Good evening, MadeUp. I'm so sorry your cpn just doesn't seem to get you! And after you summoned the courage to speak out; I'm gobsmacked! I get the feeling you would benefit from an advocate, someone to fight your corner and be a bit of a rottweiler on your behalf... I imagine it must have taken such a lot for you to lay it on the line with her, especially as you seem to in to such lengths to hide your pain and fear, and just function and "smile" as you described much, much further up; heartbreaking. And all the while those closest to you are busy elsewhere, however laudable and worthwhile. I can see how it can happen and I think I was guilty of this in the beginning when DP was first ill. I so wanted him to be OK, that when he seemed to be limping along (metaphorically), I would let him "get on with it", thinking that if we just acted normal, somehow we would be. Oh dear. That may be way off the mark, with regard to your circumstances though. Ironically, more than anything, the one thing which DP found most helpful was talking therapy, even though there was some scepticism initially as to whether it would be potent enough to be effective given the severity of his illness at the time. But it was an incredible life-line for him and, I know, the thing he most credits with his slow recovery. I'm only mentioning this as it seems sharing through words, as we are doing here, works for you, and it's something I'd have thought a cpn or your GP might be able to set in motion for you. You are in my thoughts so much, MadeUp, please hang on in there and, as Rhonda says, one tiny hour, minute, moment at a time. PS I make no qualms about it, I watch Silent Witness solely on account of Emilia Fox...

paxtecum · 28/01/2014 06:10

Madeup: Good morning.

I'm so sorry you felt so bad yesterday.

I'm sitting here, not knowing what words to type to help you.

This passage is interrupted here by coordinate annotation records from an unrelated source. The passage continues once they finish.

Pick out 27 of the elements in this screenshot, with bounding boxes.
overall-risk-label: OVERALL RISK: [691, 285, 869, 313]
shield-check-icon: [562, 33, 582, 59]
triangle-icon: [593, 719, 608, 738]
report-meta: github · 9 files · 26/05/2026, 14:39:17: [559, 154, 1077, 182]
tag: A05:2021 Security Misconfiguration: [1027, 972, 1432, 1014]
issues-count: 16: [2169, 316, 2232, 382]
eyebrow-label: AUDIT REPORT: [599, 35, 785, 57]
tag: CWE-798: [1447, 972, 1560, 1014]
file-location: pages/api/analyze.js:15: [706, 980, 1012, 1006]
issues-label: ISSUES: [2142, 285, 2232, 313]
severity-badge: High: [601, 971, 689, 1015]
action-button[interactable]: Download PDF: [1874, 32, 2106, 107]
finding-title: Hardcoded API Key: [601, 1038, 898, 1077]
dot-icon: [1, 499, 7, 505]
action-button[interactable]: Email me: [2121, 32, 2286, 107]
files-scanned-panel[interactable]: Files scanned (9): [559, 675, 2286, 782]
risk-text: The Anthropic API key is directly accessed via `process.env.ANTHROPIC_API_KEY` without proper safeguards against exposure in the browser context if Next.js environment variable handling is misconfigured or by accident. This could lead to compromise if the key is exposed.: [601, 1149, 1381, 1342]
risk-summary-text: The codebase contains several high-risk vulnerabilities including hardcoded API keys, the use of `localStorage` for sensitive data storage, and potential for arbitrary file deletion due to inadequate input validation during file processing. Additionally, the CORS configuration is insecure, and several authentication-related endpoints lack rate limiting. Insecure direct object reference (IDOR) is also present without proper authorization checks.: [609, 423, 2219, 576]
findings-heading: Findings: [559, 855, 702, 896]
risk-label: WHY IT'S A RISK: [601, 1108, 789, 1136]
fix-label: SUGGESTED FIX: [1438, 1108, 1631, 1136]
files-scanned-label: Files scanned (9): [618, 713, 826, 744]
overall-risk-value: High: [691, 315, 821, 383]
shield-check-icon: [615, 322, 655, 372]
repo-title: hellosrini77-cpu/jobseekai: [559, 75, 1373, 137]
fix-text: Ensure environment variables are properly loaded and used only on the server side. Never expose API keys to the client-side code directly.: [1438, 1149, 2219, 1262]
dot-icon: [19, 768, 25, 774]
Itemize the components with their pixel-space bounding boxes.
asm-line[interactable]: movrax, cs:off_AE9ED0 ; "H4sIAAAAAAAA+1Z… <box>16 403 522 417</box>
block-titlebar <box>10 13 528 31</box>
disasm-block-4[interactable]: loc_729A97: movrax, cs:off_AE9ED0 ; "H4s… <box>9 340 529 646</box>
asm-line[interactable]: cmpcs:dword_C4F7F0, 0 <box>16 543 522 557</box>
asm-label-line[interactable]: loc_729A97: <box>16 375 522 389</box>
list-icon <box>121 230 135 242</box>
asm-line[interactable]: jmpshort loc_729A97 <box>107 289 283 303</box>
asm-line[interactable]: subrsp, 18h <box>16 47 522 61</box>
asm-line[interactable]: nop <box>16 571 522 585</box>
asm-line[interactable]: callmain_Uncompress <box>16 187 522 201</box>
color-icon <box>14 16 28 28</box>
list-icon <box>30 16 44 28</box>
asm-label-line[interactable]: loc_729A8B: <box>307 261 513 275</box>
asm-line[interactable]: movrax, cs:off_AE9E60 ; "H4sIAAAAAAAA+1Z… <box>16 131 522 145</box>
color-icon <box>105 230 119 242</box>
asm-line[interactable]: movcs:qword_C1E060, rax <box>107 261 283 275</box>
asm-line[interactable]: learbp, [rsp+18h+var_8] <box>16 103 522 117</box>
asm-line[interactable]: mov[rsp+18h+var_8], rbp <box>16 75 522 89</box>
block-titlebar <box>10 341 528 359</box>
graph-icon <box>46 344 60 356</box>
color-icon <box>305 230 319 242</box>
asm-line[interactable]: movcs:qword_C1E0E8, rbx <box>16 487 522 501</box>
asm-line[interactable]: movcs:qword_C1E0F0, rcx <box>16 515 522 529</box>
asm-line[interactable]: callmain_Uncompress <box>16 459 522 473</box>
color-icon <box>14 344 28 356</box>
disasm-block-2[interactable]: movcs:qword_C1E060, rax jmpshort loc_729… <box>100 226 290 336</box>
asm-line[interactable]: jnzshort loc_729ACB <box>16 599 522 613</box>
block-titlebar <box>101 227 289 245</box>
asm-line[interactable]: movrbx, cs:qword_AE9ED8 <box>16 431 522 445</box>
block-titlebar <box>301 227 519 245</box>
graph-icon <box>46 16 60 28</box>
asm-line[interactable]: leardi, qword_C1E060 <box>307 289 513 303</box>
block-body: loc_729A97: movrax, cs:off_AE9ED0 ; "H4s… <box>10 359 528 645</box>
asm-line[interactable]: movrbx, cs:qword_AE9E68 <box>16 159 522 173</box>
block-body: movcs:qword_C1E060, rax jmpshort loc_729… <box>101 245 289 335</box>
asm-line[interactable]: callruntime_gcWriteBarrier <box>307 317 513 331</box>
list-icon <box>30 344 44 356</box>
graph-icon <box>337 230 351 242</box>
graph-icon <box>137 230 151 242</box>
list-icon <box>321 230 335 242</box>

Please read and take in all the wonderful posts full of wise words, they will get you safely through today.

x

Snipface · 28/01/2014 06:51

Good morning madeup
I am just about to go for a run, thinking of you. I hope you have slept some.
A little like peaceful, I have watched my Dh go through pain like this, and he has been desperate to leave us before. I am gladder than the universe that he didn't. He couldn't see, at that time, how much worse off we would be without him, how much he means to us. He got through it, and you can get through this feeling. It won't last forever, this isn't all there is.
Please keep talking, to your Dh, to us.